[llvm-dev] MatchLoadCombine(): handling for vectorized loop.
Jonas Paulsson via llvm-dev
llvm-dev at lists.llvm.org
Mon Dec 10 04:51:52 PST 2018
>>>> I have noticed some loops that build a wider element by loading
>>>> small elements, zero-extending them, shifting them (with different
>>>> amounts) to then 'or' them all together. They are either equivalent
>>>> of a wider load, or to that of a byte-swapped one.
>>>> DAGCombiner::MatchLoadCombine() will combine this to a single wide
>>>> load, but only in the scalar cases of i16, i32 and i64. The result
>>>> is that these loops (I have seen a dozen or so on SPEC) get
>>>> vectorized with a lot of ugly code.
>>>> I have begun to experiment with handling the vectorized loop also,
>>>> and would like to know if people think this would be a good idea?
>>>> Also, am I right to assume that it probably should be run before
>>>> type legalization?
>>> You mean, trying to merge some combination of vector loads and
>>> shuffles into a single vector load in DAGCombine?
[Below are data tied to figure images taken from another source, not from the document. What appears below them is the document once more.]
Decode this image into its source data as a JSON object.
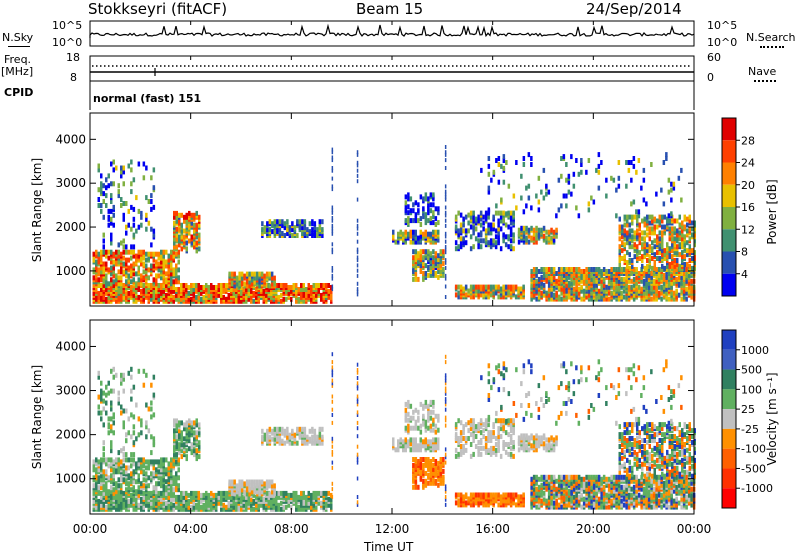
{
  "header": {
    "station": "Stokkseyri (fitACF)",
    "beam": "Beam 15",
    "date": "24/Sep/2014"
  },
  "panels": {
    "nsky_label": "N.Sky",
    "nsky_ticks": [
      "10^5",
      "10^0"
    ],
    "nsearch_label": "N.Search",
    "freq_label": "Freq.",
    "freq_unit": "[MHz]",
    "freq_ticks": [
      "18",
      "8"
    ],
    "nave_ticks": [
      "60",
      "0"
    ],
    "nave_label": "Nave",
    "cpid_label": "CPID",
    "cpid_text": "normal (fast) 151"
  },
  "chart_data": [
    {
      "type": "heatmap",
      "name": "power",
      "ylabel": "Slant Range [km]",
      "y_ticks": [
        1000,
        2000,
        3000,
        4000
      ],
      "ylim": [
        200,
        4600
      ],
      "xlabel": "",
      "x_ticks": [
        "00:00",
        "04:00",
        "08:00",
        "12:00",
        "16:00",
        "20:00",
        "00:00"
      ],
      "xlim_hours": [
        0,
        24
      ],
      "colorbar": {
        "label": "Power [dB]",
        "ticks": [
          "28",
          "24",
          "20",
          "16",
          "12",
          "8",
          "4"
        ],
        "colors": [
          "#e00000",
          "#ff4000",
          "#ff8000",
          "#e8c000",
          "#80b040",
          "#409070",
          "#2850b0",
          "#0000f0"
        ]
      }
    },
    {
      "type": "heatmap",
      "name": "velocity",
      "ylabel": "Slant Range [km]",
      "y_ticks": [
        1000,
        2000,
        3000,
        4000
      ],
      "ylim": [
        200,
        4600
      ],
      "xlabel": "Time UT",
      "x_ticks": [
        "00:00",
        "04:00",
        "08:00",
        "12:00",
        "16:00",
        "20:00",
        "00:00"
      ],
      "xlim_hours": [
        0,
        24
      ],
      "colorbar": {
        "label": "Velocity [m s⁻¹]",
        "ticks": [
          "1000",
          "500",
          "100",
          "25",
          "-25",
          "-100",
          "-500",
          "-1000"
        ],
        "colors": [
          "#2040c0",
          "#4060c0",
          "#308060",
          "#60b060",
          "#c0c0c0",
          "#ff9000",
          "#ff6000",
          "#ff3000",
          "#ff0000"
        ]
      }
    }
  ]
}
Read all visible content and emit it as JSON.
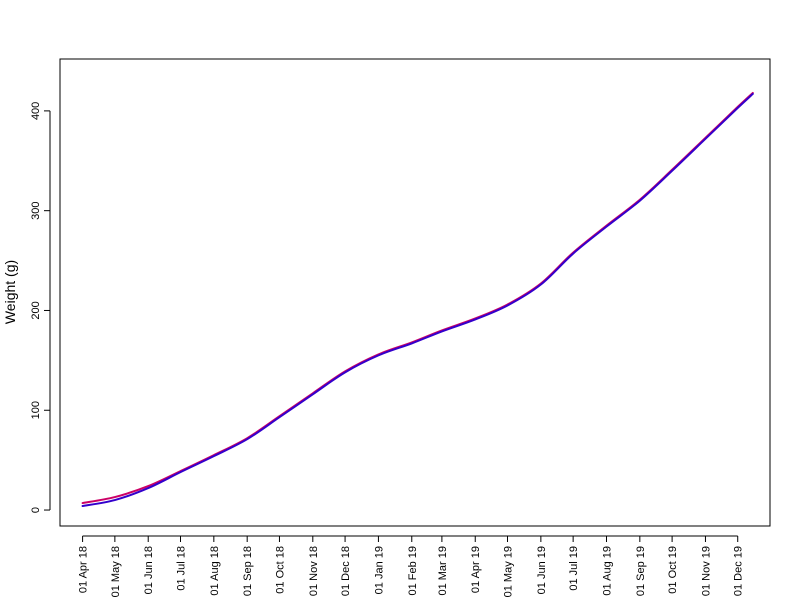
{
  "chart_data": {
    "type": "line",
    "title": "",
    "xlabel": "",
    "ylabel": "Weight (g)",
    "grid": false,
    "legend": "none",
    "x_ticks": [
      "01 Apr 18",
      "01 May 18",
      "01 Jun 18",
      "01 Jul 18",
      "01 Aug 18",
      "01 Sep 18",
      "01 Oct 18",
      "01 Nov 18",
      "01 Dec 18",
      "01 Jan 19",
      "01 Feb 19",
      "01 Mar 19",
      "01 Apr 19",
      "01 May 19",
      "01 Jun 19",
      "01 Jul 19",
      "01 Aug 19",
      "01 Sep 19",
      "01 Oct 19",
      "01 Nov 19",
      "01 Dec 19"
    ],
    "y_ticks": [
      0,
      100,
      200,
      300,
      400
    ],
    "xlim": [
      "2018-03-11",
      "2019-12-31"
    ],
    "ylim": [
      -16,
      452
    ],
    "series": [
      {
        "color": "#cc0066",
        "x": [
          "2018-04-01",
          "2018-05-01",
          "2018-06-01",
          "2018-07-01",
          "2018-08-01",
          "2018-09-01",
          "2018-10-01",
          "2018-11-01",
          "2018-12-01",
          "2019-01-01",
          "2019-02-01",
          "2019-03-01",
          "2019-04-01",
          "2019-05-01",
          "2019-06-01",
          "2019-07-01",
          "2019-08-01",
          "2019-09-01",
          "2019-10-01",
          "2019-11-01",
          "2019-12-01",
          "2019-12-15"
        ],
        "values": [
          7,
          13,
          24,
          39,
          55,
          72,
          94,
          117,
          139,
          156,
          168,
          180,
          192,
          206,
          227,
          258,
          285,
          311,
          341,
          373,
          404,
          418
        ]
      },
      {
        "color": "#3300cc",
        "x": [
          "2018-04-01",
          "2018-05-01",
          "2018-06-01",
          "2018-07-01",
          "2018-08-01",
          "2018-09-01",
          "2018-10-01",
          "2018-11-01",
          "2018-12-01",
          "2019-01-01",
          "2019-02-01",
          "2019-03-01",
          "2019-04-01",
          "2019-05-01",
          "2019-06-01",
          "2019-07-01",
          "2019-08-01",
          "2019-09-01",
          "2019-10-01",
          "2019-11-01",
          "2019-12-01",
          "2019-12-15"
        ],
        "values": [
          4,
          10,
          22,
          38,
          54,
          71,
          93,
          116,
          138,
          155,
          167,
          179,
          191,
          205,
          226,
          257,
          284,
          310,
          340,
          372,
          403,
          417
        ]
      }
    ]
  }
}
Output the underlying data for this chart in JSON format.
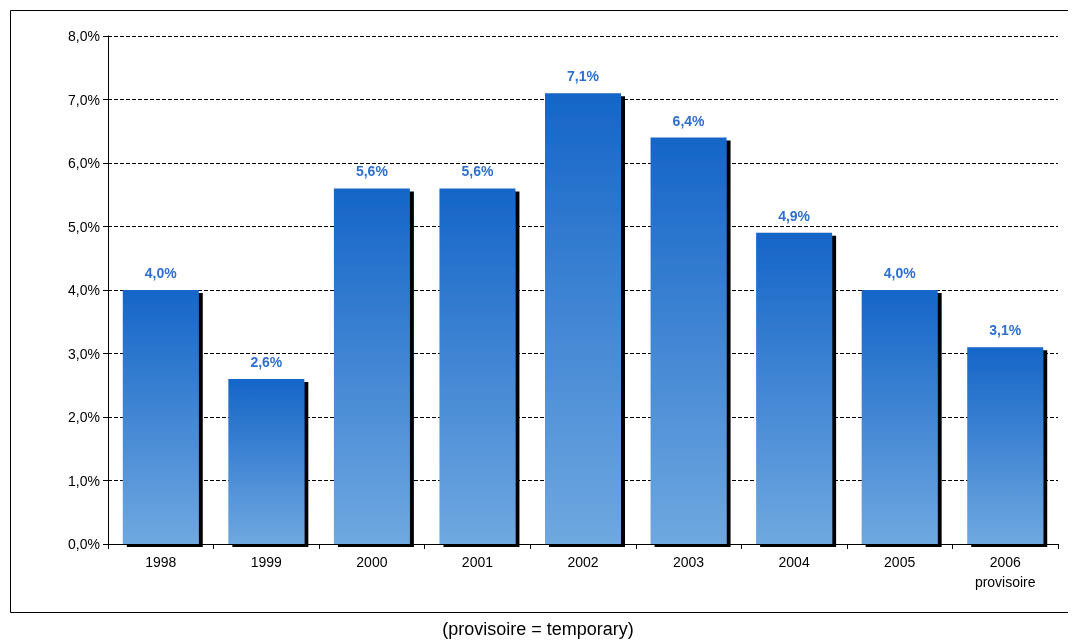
{
  "chart_data": {
    "type": "bar",
    "categories": [
      "1998",
      "1999",
      "2000",
      "2001",
      "2002",
      "2003",
      "2004",
      "2005",
      "2006\nprovisoire"
    ],
    "values": [
      4.0,
      2.6,
      5.6,
      5.6,
      7.1,
      6.4,
      4.9,
      4.0,
      3.1
    ],
    "value_labels": [
      "4,0%",
      "2,6%",
      "5,6%",
      "5,6%",
      "7,1%",
      "6,4%",
      "4,9%",
      "4,0%",
      "3,1%"
    ],
    "color": "#1565c8",
    "ylim": [
      0,
      8
    ],
    "yticks": [
      {
        "value": 0,
        "label": "0,0%"
      },
      {
        "value": 1,
        "label": "1,0%"
      },
      {
        "value": 2,
        "label": "2,0%"
      },
      {
        "value": 3,
        "label": "3,0%"
      },
      {
        "value": 4,
        "label": "4,0%"
      },
      {
        "value": 5,
        "label": "5,0%"
      },
      {
        "value": 6,
        "label": "6,0%"
      },
      {
        "value": 7,
        "label": "7,0%"
      },
      {
        "value": 8,
        "label": "8,0%"
      }
    ],
    "grid": "y",
    "line_style": "dashed",
    "annotations": [
      "(provisoire = temporary)"
    ]
  }
}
That seems sort
>>> of late, given the cost modeling involved in vectorization.
>> What happens specifically is that a scalar loop that is written (most
>> likely at source level) like
>> /// i8 *a = ...
>> /// i32 val = a | (a << 8) | (a << 16) | (a << 24)
>> becomes during DAGCombine (this is from the comment in
>> /// =>
>> /// i32 val = *((i32)a)
>> I also wondered why this is done so late but found in the commit
>> message (b52af07 / r293036) that there had been a discussion where
>> this had intentionally been addressed late: "...We came to the
>> conclusion that we want to do this transformation late in the
>> pipeline because in presence of atomic loads load widening is
>> irreversible transformation and it might hinder other optimizations..."
> Yes. (I'm not completely convinced that we need to delay the
> transform all the way to DAGCombine, though...)
>> The loop vectorizer looks at such a loop and thinks the scalar loop
>> costs 13 and VF=4 costs 5. The cost for the vectorized loop is about
>> right, but the scalar loop becomes much better with the help of
>> MatchLoadCombine(): just 2 instructions (load + store). The vector
>> loop could also have been just 2 instructions: Vector Load + Vector
>> Store, but instead it does Vector Load + vector shuffles, vector zero
>> extensions, vector element shifts, vector ors and the Vector Store :-(
>> It would be very far-fetched to correct the cost for the scalar loop
>> in the LoopVectorizer. It seems like a better idea to implement the
>> handling for the vectorized loop also in DAGCombiner. As an
>> alternative, we could just ignore this I guess...
> The current vectorizer doesn't really have infrastructure for this, at
>> My patch does a recursive search starting at an ISD::Or node and then
>> tries to prove that the sub-DAG with all the ors, shifts and extends
>> is equivalent to the original Vector Load, possibly in reversed
>> order. I think that's a somewhat simpler problem than what the scalar
>> loop handling of MatchLoadCombine() is doing.
> Oh, it's simpler because it doesn't actually have to deal with
> memory? Makes sense. Still seems kind of awkward to generate the
> terrible vector loop and recover it later, though; it's fragile based
> on the shuffle costs.
> If you are going to do this, probably simpler to do in instcombine?
I have tried previously to extend instcombine with optimizations of
vector shuffles. I was told then that instcombine should be very careful
with optimizing permutations since the backends may then produce worse
code. I suppose that in this case, if we get just the vector load
instruction instead of the shifts and ors etc, that might be acceptable?
The reason I chose the DAGCombine was due to the explanation for the
scalar case to deliberately make this very late. I thought I might as
well put it in the same spot...
I am not sure I want to do this seriously without at least one other
person thinking it would be valuable and willing to review, and also not
before I know what pass should do it. I have not seen any real need for
this in benchmarks, it's just an observation...
> The existing SLP pass actually could handle this sort of sequence, but
> we currently suppress it if the result would be too narrow. See also
> https://reviews.llvm.org/D48725 .
Could SLP really handle this case so as to get rid of the shifts and ors?